Alusi and the Igbo tradition headline graphic

Photo of Alusi priest Ezekwem with figure of deity Eke

ABOVE: Alusi priest Ezekwem with figure of deity Eke. Both have ichi marks.
Adazi Ani, Nigeria
Photograph by Herbert M. Cole, 1966

RIGHT: Male figure (alusi)
Igbo peoples, Nri/Awka region, Nigeria
Late 19th to early 20th century
Wood, pigment
H. 161 cm (63 3/8 in.)
97-17-2, museum purchase

The Igbo number over 16 million people, making them one of Nigeria’s largest ethnic groups. Organized into villages defined by lineage, each Igbo village contains family living quarters, dance areas for public performances, marketplaces and shrines for local deities. The deities, known as alusi, are tutelary or guardian spirits who are the founders of the communities or associated with the earth, rivers or markets. Alusi may be depicted as wooden figures and placed in shrines where they are the subjects of weekly and annual rituals that honor the deities who help a community or family solve problems. Older members of the Igbo community still honor alusi today.

Conceived as a family unit, six or more figures are arranged carefully against the shrine’s interior wall.
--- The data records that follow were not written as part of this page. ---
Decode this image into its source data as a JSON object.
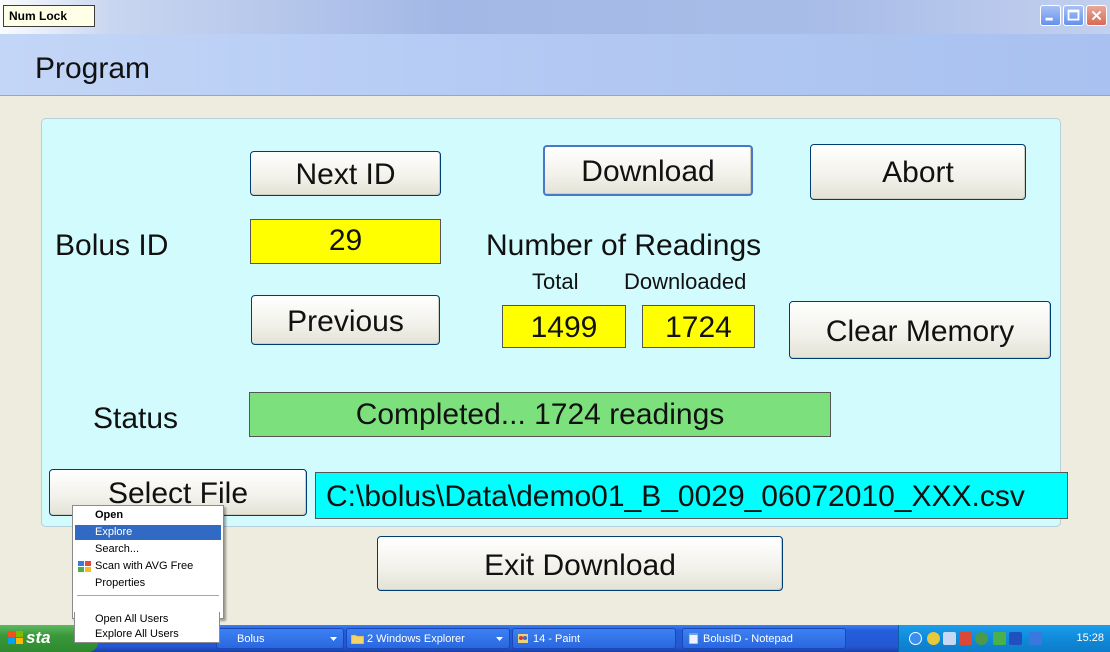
{
  "titlebar": {
    "indicator": "Num Lock",
    "controls": {
      "minimize": "minimize-icon",
      "maximize": "maximize-icon",
      "close": "close-icon"
    }
  },
  "menubar": {
    "program": "Program"
  },
  "buttons": {
    "next_id": "Next ID",
    "download": "Download",
    "abort": "Abort",
    "previous": "Previous",
    "clear_memory": "Clear Memory",
    "select_file": "Select File",
    "exit_download": "Exit Download"
  },
  "bolus": {
    "label": "Bolus ID",
    "value": "29"
  },
  "readings": {
    "title": "Number of Readings",
    "total_label": "Total",
    "downloaded_label": "Downloaded",
    "total_value": "1499",
    "downloaded_value": "1724"
  },
  "status": {
    "label": "Status",
    "value": "Completed... 1724 readings"
  },
  "file": {
    "path": "C:\\bolus\\Data\\demo01_B_0029_06072010_XXX.csv"
  },
  "context_menu": {
    "items": [
      "Open",
      "Explore",
      "Search...",
      "Scan with AVG Free",
      "Properties",
      "Open All Users",
      "Explore All Users"
    ],
    "highlighted": "Explore",
    "default": "Open"
  },
  "taskbar": {
    "start_label": "sta",
    "tasks": [
      {
        "label": "Bolus",
        "icon": "app-icon"
      },
      {
        "label": "2 Windows Explorer",
        "icon": "folder-icon"
      },
      {
        "label": "14 - Paint",
        "icon": "paint-icon"
      },
      {
        "label": "BolusID - Notepad",
        "icon": "notepad-icon"
      }
    ],
    "clock": "15:28"
  },
  "colors": {
    "panel": "#d2fbfd",
    "yellow_field": "#ffff00",
    "status_field": "#7ce07c",
    "path_field": "#00ffff",
    "taskbar": "#245edb",
    "start": "#3a973a",
    "tray": "#0f8bd9"
  }
}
The principal figure—the “mother” or the “father”—presides over other figures that portray husbands, wives, children and attendants who are named for the founders of important lineage or communities. During the annual “festival of images,” the alusi are repainted and redressed by village women, while guardian figures wearing a profusion of adornments and regalia from different lineage are gathered and paraded through the town as a sign of respect.

This symmetrical figure with its frontal pose most likely represents a tutelary deity and, although its precise meaning has been lost, expresses the Igbo ideal of achievement. His hands extended outward with palms up indicate open-handedness or generosity as well as a willingness to receive sacrifices and other gifts.


Facial Decoration subhead graphic

Igbo shrine figure Ihuokpara Ekwulobia, Nigeria
Photograph by Herbert M. Cole, 1966

The stylized face displays the scarification marks (ichi) of an ozo titleholder at the temples and forehead. The ozo society, the best known of several leadership organizations among the Igbo, places political, moral and spiritual authority with mature, wealthy men. These marks are made by cutting through several layers of skin, a painful procedure that is considered a test of courage. The ichi patterns on the temples and lower forehead resemble eagle wings and may be an allusion to the eagle feathers on the red hats worn by ozo members. The crescent shape in the middle of the forehead refers to the moon, a symbol of fertility and a reference to the earth goddess Ala. It is also an allusion to the continuity and prosperity of the family. The ichi band beneath the crescent refers to the sun and the male sky god with whom the head of the ozo title society identifies.


Body Decoration subhead graphic

The scarification marks on the stomach and chest are for beautification and indicate the individual was a completely socialized adult who had undergone rigorous training to become a member of the community. The carved spirals around the legs represent anklets, which are worn at the prerogative of the ozo titleholder. The figure was primarily red originally, probably the result of having been rubbed with camwood, much as the Igbo do to beautify themselves. Traces of red and ochre are still visible. White chalk rubbed on the face symbolizes purity, beauty and sanctity. Although the figure was most often clothed when honored in the shrine, the detailed scarification of the torso, the leg bangles and the careful depiction of genitalia are the carver’s way of clearly identifying the figure.